Sadly, though, many test centers tell their test takers to merely repeat the phrase, “Describe the city you live in” over and over. They ask the test takers to do this because they think of this exercise only as a microphone check. The proctors just care about verifying whether the microphone is working or not. And when some test takers try to respond to the prompt with a real answer, they take too long formulating their sentences so the computer, therefore, has no input with which to verify if the microphone is working correctly or not.
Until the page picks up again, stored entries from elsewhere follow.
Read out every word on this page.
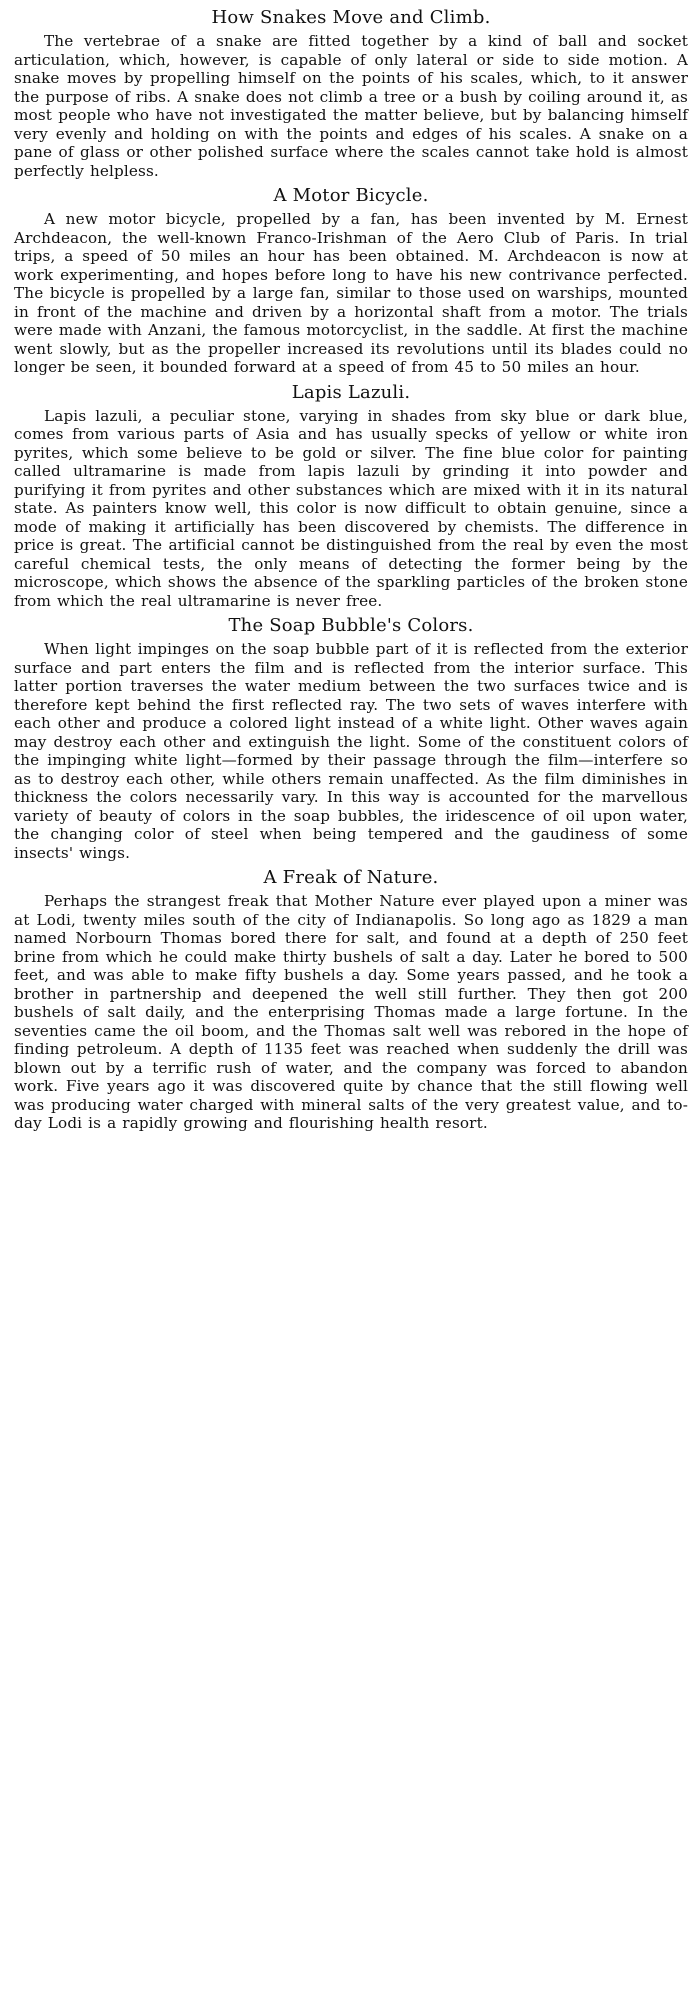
How Snakes Move and Climb.

The vertebrae of a snake are fitted together by a kind of ball and socket articulation, which, however, is capable of only lateral or side to side motion. A snake moves by propelling himself on the points of his scales, which, to it answer the purpose of ribs. A snake does not climb a tree or a bush by coiling around it, as most people who have not investigated the matter believe, but by balancing himself very evenly and holding on with the points and edges of his scales. A snake on a pane of glass or other polished surface where the scales cannot take hold is almost perfectly helpless.

A Motor Bicycle.

A new motor bicycle, propelled by a fan, has been invented by M. Ernest Archdeacon, the well-known Franco-Irishman of the Aero Club of Paris. In trial trips, a speed of 50 miles an hour has been obtained. M. Archdeacon is now at work experimenting, and hopes before long to have his new contrivance perfected. The bicycle is propelled by a large fan, similar to those used on warships, mounted in front of the machine and driven by a horizontal shaft from a motor. The trials were made with Anzani, the famous motorcyclist, in the saddle. At first the machine went slowly, but as the propeller increased its revolutions until its blades could no longer be seen, it bounded forward at a speed of from 45 to 50 miles an hour.

Lapis Lazuli.

Lapis lazuli, a peculiar stone, varying in shades from sky blue or dark blue, comes from various parts of Asia and has usually specks of yellow or white iron pyrites, which some believe to be gold or silver. The fine blue color for painting called ultramarine is made from lapis lazuli by grinding it into powder and purifying it from pyrites and other substances which are mixed with it in its natural state. As painters know well, this color is now difficult to obtain genuine, since a mode of making it artificially has been discovered by chemists. The difference in price is great. The artificial cannot be distinguished from the real by even the most careful chemical tests, the only means of detecting the former being by the microscope, which shows the absence of the sparkling particles of the broken stone from which the real ultramarine is never free.

The Soap Bubble's Colors.

When light impinges on the soap bubble part of it is reflected from the exterior surface and part enters the film and is reflected from the interior surface. This latter portion traverses the water medium between the two surfaces twice and is therefore kept behind the first reflected ray. The two sets of waves interfere with each other and produce a colored light instead of a white light. Other waves again may destroy each other and extinguish the light. Some of the constituent colors of the impinging white light—formed by their passage through the film—interfere so as to destroy each other, while others remain unaffected. As the film diminishes in thickness the colors necessarily vary. In this way is accounted for the marvellous variety of beauty of colors in the soap bubbles, the iridescence of oil upon water, the changing color of steel when being tempered and the gaudiness of some insects' wings.

A Freak of Nature.

Perhaps the strangest freak that Mother Nature ever played upon a miner was at Lodi, twenty miles south of the city of Indianapolis. So long ago as 1829 a man named Norbourn Thomas bored there for salt, and found at a depth of 250 feet brine from which he could make thirty bushels of salt a day. Later he bored to 500 feet, and was able to make fifty bushels a day. Some years passed, and he took a brother in partnership and deepened the well still further. They then got 200 bushels of salt daily, and the enterprising Thomas made a large fortune. In the seventies came the oil boom, and the Thomas salt well was rebored in the hope of finding petroleum. A depth of 1135 feet was reached when suddenly the drill was blown out by a terrific rush of water, and the company was forced to abandon work. Five years ago it was discovered quite by chance that the still flowing well was producing water charged with mineral salts of the very greatest value, and to-day Lodi is a rapidly growing and flourishing health resort.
So, by chanting “describe the city you live in” 10 times, the microphone is guaranteed to pick up your voice, even if you’re not saying anything that helps your performance.

But Strictly English really wants to encourage you to NOT chant “describe the city you live in” over and over. Instead, you must tell the proctor, politely, “I really need this time to practice my Speaking, so I can’t afford to repeatedly chant the prompt. I have to use this time to get comfortable speaking real English into the computer.” In fact, if TOEFL lets you replay your recording, we think it’s a great idea to listen to it carefully. This will help you determine if you’re remembering to do everything you’ve studied to do. If you think you sound bad, re-record and try again. Only after you feel comfortable giving your response to the microphone check prompt should you then go on to the actual Speaking section of the test.